Read part 1 of this two-part series – ICRS 2018: CBD Shines in Leiden


Project CBD director Martin A. Lee is the author of Smoke Signals: A Social History of Marijuana – Medical, Recreational and Scientific.


FOOTNOTE

1. Why are CBD’s effects similar to those of CB2 activation? It may have something to do with CBD’s role as an antagonist at GPR55, a so-called orphan receptor, that signals inversely in relation to CB2. (CB2 is anti-inflammatory; GPR55 is pro-inflammatory.) Blocking GPR55 is one of several ways that CBD modulates inflammation.
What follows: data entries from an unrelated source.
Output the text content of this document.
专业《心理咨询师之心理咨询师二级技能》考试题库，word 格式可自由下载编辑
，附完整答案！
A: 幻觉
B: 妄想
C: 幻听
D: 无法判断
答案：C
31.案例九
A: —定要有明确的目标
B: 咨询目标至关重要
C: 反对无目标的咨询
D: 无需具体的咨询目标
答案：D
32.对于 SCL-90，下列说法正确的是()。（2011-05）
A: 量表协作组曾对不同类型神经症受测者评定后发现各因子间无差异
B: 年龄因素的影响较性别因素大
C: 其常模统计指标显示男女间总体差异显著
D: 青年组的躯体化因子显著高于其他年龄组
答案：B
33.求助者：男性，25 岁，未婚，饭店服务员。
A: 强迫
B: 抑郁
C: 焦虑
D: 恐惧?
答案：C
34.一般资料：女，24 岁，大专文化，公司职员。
CBD can inhibit the reuptake of endocannabinoids and this may result in eCB-induced protective effects via heightened CB2 receptor transmission. Allosteric modulation of the the CB2 receptor could be a factor, as well. And scientists are also debating the role of receptor dimerization, whereby two receptors entangle, forming as novel signaling unit. Although CBD does not directly activate the CB2 cannabinoid receptor, CBD is a potent activator of the 5-HT1A serotonin receptor. Some researchers speculate that CBD functions like a CB2 agonist without being one because CB2 receptors “dimerize” with 5-HT1A receptors.